Dans de très nombreuse expériences ingénieuses, Piaget et ses collaborateurs montreront de façon spectaculaire que des petits enfants qui parlent bien sont irrationnels, qu’ils défient toute notion de preuve ou de démonstration, qu'il existe des décalages remarquables entre les descriptions qu’ils font des situations et leur échec à combiner ces descriptions pour raisonner. Nous reviendrons en détail sur ce point dans nos prochains articles.
En résumé, si le langage, acquisition essentielle de cette période, est indispensable à la production d’un raisonnement, il n’en crée pas les conditions. Telle est la deuxième conclusion piagétienne quant au rôle du langage dans la construction de l'intelligence. Rappelons au passage la première : le langage ne crée pas l’intelligence (cf.l’intelligence du bébé).
Le langage n’est donc pas pour Piaget le facteur décisif qui explique le passage de l’intelligence sensori-motrice à l’intelligence discursive qui tente d’expliquer le réel et qui nous fait procéder facilement et sans erreur.
On a trouvé et on continue de trouver ces positions trop réductrices. Le débat reste d’actualité notamment pour les empiristes qui présentent le langage comme un facteur déterminant du développement de l’intelligence.
Il ne faudrait pas à l'issue de la lecture de cet article en déduire que le rôle du langage est secondaire pour Piaget. S'il ne vérifie pas que langage établit une frontière décisive dans la construction de l’intelligence humaine, il établit, en revanche, qu'il y a bel et bien une coupure radicale entre la deuxième période et celles qui vont la suivre : “L’intelligence sensori-motrice et l’intelligence pratique en ses débuts tendent à la satisfaction pratique et au succès de l’action. Elles s’appliquent à des objets proches, réels, tandis que la pensée logique tend à satisfaire la connaissance, le besoin d’explications et s’applique à des objets qui peuvent être réels ou évoqués, puis à des objets non figurables voire invisibles. De sorte que c’est en cette multiplication indéfinie des distances spatio-temporelles entre les sujets et les objets que consiste la principale nouveauté de l’intelligence conceptuelle discursive.” (P.I., p.130) Or cette multiplication indéfinie des distances entre le sujet et les objets n’est possible que grâce au langage qui en donnant à la pensée une puissance indéfinie d'évocation lui permet de combiner de nombreux jugements.
A.C.B.
Ultérieurement, nous montrerons qu'il existe des frontières irréductibles entre l’intelligence de l’animal et celle de l'enfant qui commence à parler (Cf. mars 2014 : catégorie : auteur du blog).
Références
Chalon-Blanc, A. (1997). Introduction à Jean Piaget, Paris : L'Harmattan, pp. 32-38.

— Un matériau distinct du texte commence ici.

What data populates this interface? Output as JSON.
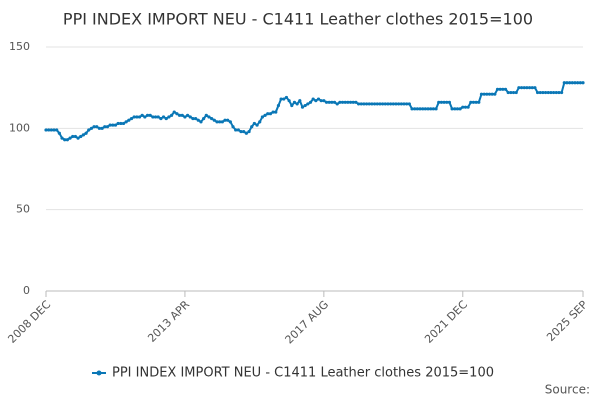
{
  "chart_data": {
    "type": "line",
    "title": "PPI INDEX IMPORT NEU - C1411 Leather clothes 2015=100",
    "source": "Source:",
    "categories": [
      "2008 DEC",
      null,
      null,
      null,
      null,
      null,
      null,
      null,
      null,
      null,
      null,
      null,
      null,
      null,
      null,
      null,
      null,
      null,
      null,
      null,
      null,
      null,
      null,
      null,
      null,
      null,
      null,
      null,
      null,
      null,
      null,
      null,
      null,
      null,
      null,
      null,
      null,
      null,
      null,
      null,
      null,
      null,
      null,
      null,
      null,
      null,
      null,
      null,
      null,
      null,
      null,
      null,
      "2013 APR",
      null,
      null,
      null,
      null,
      null,
      null,
      null,
      null,
      null,
      null,
      null,
      null,
      null,
      null,
      null,
      null,
      null,
      null,
      null,
      null,
      null,
      null,
      null,
      null,
      null,
      null,
      null,
      null,
      null,
      null,
      null,
      null,
      null,
      null,
      null,
      null,
      null,
      null,
      null,
      null,
      null,
      null,
      null,
      null,
      null,
      null,
      null,
      null,
      null,
      null,
      null,
      "2017 AUG",
      null,
      null,
      null,
      null,
      null,
      null,
      null,
      null,
      null,
      null,
      null,
      null,
      null,
      null,
      null,
      null,
      null,
      null,
      null,
      null,
      null,
      null,
      null,
      null,
      null,
      null,
      null,
      null,
      null,
      null,
      null,
      null,
      null,
      null,
      null,
      null,
      null,
      null,
      null,
      null,
      null,
      null,
      null,
      null,
      null,
      null,
      null,
      null,
      null,
      null,
      null,
      "2021 DEC",
      null,
      null,
      null,
      null,
      null,
      null,
      null,
      null,
      null,
      null,
      null,
      null,
      null,
      null,
      null,
      null,
      null,
      null,
      null,
      null,
      null,
      null,
      null,
      null,
      null,
      null,
      null,
      null,
      null,
      null,
      null,
      null,
      null,
      null,
      null,
      null,
      null,
      null,
      null,
      null,
      null,
      null,
      null,
      null,
      "2025 SEP"
    ],
    "series": [
      {
        "name": "PPI INDEX IMPORT NEU - C1411 Leather clothes 2015=100",
        "color": "#0a77b6",
        "values": [
          99,
          99,
          99,
          99,
          99,
          97,
          94,
          93,
          93,
          94,
          95,
          95,
          94,
          95,
          96,
          97,
          99,
          100,
          101,
          101,
          100,
          100,
          101,
          101,
          102,
          102,
          102,
          103,
          103,
          103,
          104,
          105,
          106,
          107,
          107,
          107,
          108,
          107,
          108,
          108,
          107,
          107,
          107,
          106,
          107,
          106,
          107,
          108,
          110,
          109,
          108,
          108,
          107,
          108,
          107,
          106,
          106,
          105,
          104,
          106,
          108,
          107,
          106,
          105,
          104,
          104,
          104,
          105,
          105,
          104,
          101,
          99,
          99,
          98,
          98,
          97,
          98,
          101,
          103,
          102,
          104,
          107,
          108,
          109,
          109,
          110,
          110,
          114,
          118,
          118,
          119,
          117,
          114,
          116,
          115,
          117,
          113,
          114,
          115,
          116,
          118,
          117,
          118,
          117,
          117,
          116,
          116,
          116,
          116,
          115,
          116,
          116,
          116,
          116,
          116,
          116,
          116,
          115,
          115,
          115,
          115,
          115,
          115,
          115,
          115,
          115,
          115,
          115,
          115,
          115,
          115,
          115,
          115,
          115,
          115,
          115,
          115,
          112,
          112,
          112,
          112,
          112,
          112,
          112,
          112,
          112,
          112,
          116,
          116,
          116,
          116,
          116,
          112,
          112,
          112,
          112,
          113,
          113,
          113,
          116,
          116,
          116,
          116,
          121,
          121,
          121,
          121,
          121,
          121,
          124,
          124,
          124,
          124,
          122,
          122,
          122,
          122,
          125,
          125,
          125,
          125,
          125,
          125,
          125,
          122,
          122,
          122,
          122,
          122,
          122,
          122,
          122,
          122,
          122,
          128,
          128,
          128,
          128,
          128,
          128,
          128,
          128
        ]
      }
    ],
    "ylim": [
      0,
      150
    ],
    "yticks": [
      0,
      50,
      100,
      150
    ],
    "grid": true,
    "legend": "bottom"
  }
}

Chalon-Blanc, A. (2011). Piaget − Constructivisme Intelligence − L’avenir d’une théorie, Villeneuve d’Ascq : Presses Universitaires du Septentrion, Collection : Les savoirs mieux, pp. 77-84.
Piaget, J. (1937) La construction du réel chez l’enfant, Paris : Delachaux et Niestlé.

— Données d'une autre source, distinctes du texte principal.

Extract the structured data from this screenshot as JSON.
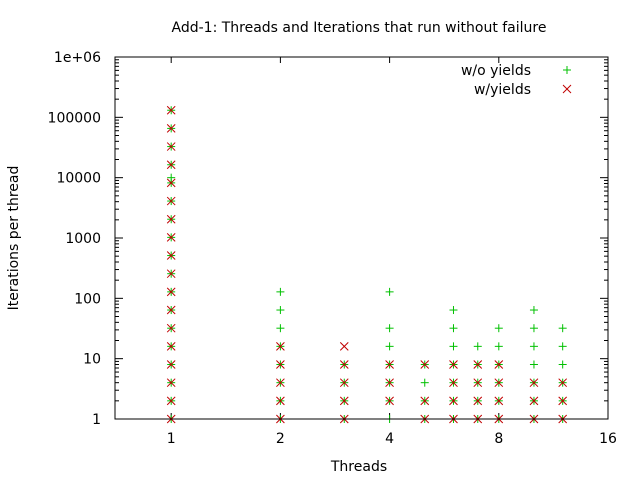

(1947) La représentation du monde, Paris : Delachaux et Niestlé (notée R.M.)
(1964) Six études de psychologie, Paris : Gonthier-Denoël.
(1967) La psychologie de l’intelligence, Paris : P.U.F (éd. originale 1947, notée P.I.)
(1972 b) : Problèmes de psychologie génétique, Paris : Gonthier.
Viaud, G. (1956) L’intelligence. Paris : P.U.F. (Que-Sais-je ? 1ère édition 1946!).